Here you’re spoilt for choice. Check out Cool Camping for great camping ideas.

Coniston Water in the Lake District
Coniston Water in the Lake District

A beginner’s guide to wild camping

One of the great joys of wild camping is the chance to sleep under the stars in beautiful rural locations.

Our essential beginner's guide shares expert tips on how to camp safely, kit to take and the best places to wild camp legally in Britain.

Where to learn to canoe

Whether as a complete beginner, or to hone your existing skills, the following organisations can help you get in touch with your inner canoeist, hiring boats and providing tuition and guided tours:

The Canoe Man, Wroxham, Norfolk Broads. (Guided canoe camping also available.)

Windermere Canoe and Kayak, Bowness-on-Windermere

ProAdventure, Llangollen (annual canoe camping expeditions also available)

Beyond Adventure, Aberfeldy, Scotland (guided canoe camping also available)

Tollymore, Bryansford, Northern Ireland.

The joy of the journey: our writer Tim Gent on the simple pleasure of canoe camping

As the small rock headland falls astern, our goal is revealed – a curve of yellow sand lit by a low evening sun. Paddles angled and dipped in unison, we swing our canoe into the bay. It takes no more than a sweeping glance. This will make a great campsite.

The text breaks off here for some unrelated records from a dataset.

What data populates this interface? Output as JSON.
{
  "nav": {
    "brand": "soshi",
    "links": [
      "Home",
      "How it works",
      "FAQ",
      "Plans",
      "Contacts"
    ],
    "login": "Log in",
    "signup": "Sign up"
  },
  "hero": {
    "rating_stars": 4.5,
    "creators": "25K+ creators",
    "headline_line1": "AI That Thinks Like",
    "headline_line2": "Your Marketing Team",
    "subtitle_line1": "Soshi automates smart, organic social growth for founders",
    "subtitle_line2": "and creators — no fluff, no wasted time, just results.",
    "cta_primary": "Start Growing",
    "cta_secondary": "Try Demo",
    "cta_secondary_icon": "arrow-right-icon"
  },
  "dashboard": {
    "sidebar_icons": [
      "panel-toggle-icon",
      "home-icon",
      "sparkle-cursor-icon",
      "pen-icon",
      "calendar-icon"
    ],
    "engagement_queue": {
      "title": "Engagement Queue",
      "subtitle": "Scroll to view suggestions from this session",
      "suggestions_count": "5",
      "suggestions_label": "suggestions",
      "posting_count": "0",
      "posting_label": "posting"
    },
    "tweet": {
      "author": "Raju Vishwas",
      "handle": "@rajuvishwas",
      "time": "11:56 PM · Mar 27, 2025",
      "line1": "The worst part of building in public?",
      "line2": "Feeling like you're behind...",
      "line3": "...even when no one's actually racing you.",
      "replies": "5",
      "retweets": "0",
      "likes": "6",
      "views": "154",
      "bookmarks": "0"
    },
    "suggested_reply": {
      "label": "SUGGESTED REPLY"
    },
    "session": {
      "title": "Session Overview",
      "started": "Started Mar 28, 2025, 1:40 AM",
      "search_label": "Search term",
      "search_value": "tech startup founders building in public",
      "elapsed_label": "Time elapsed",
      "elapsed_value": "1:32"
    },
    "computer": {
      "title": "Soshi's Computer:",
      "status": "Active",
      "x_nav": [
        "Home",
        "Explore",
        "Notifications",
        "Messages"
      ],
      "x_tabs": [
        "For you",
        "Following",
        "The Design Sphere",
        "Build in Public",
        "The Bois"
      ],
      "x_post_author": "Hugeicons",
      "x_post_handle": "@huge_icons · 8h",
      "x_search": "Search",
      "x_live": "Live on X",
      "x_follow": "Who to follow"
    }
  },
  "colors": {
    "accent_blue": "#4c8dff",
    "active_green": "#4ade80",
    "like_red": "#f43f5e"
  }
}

Beyond a stand of wind-stunted oak, grass fringes the beach, the level turf cropped short by deer. At the far edge of this wilderness lawn, partly hidden by a shingle spit, a stream tumbles noisily into the bay, elegant silver birch lining its far bank. We move in, broadside to the shore, until the hull crunches softly against a wave-washed line of broken shell, and we step out of the canoe.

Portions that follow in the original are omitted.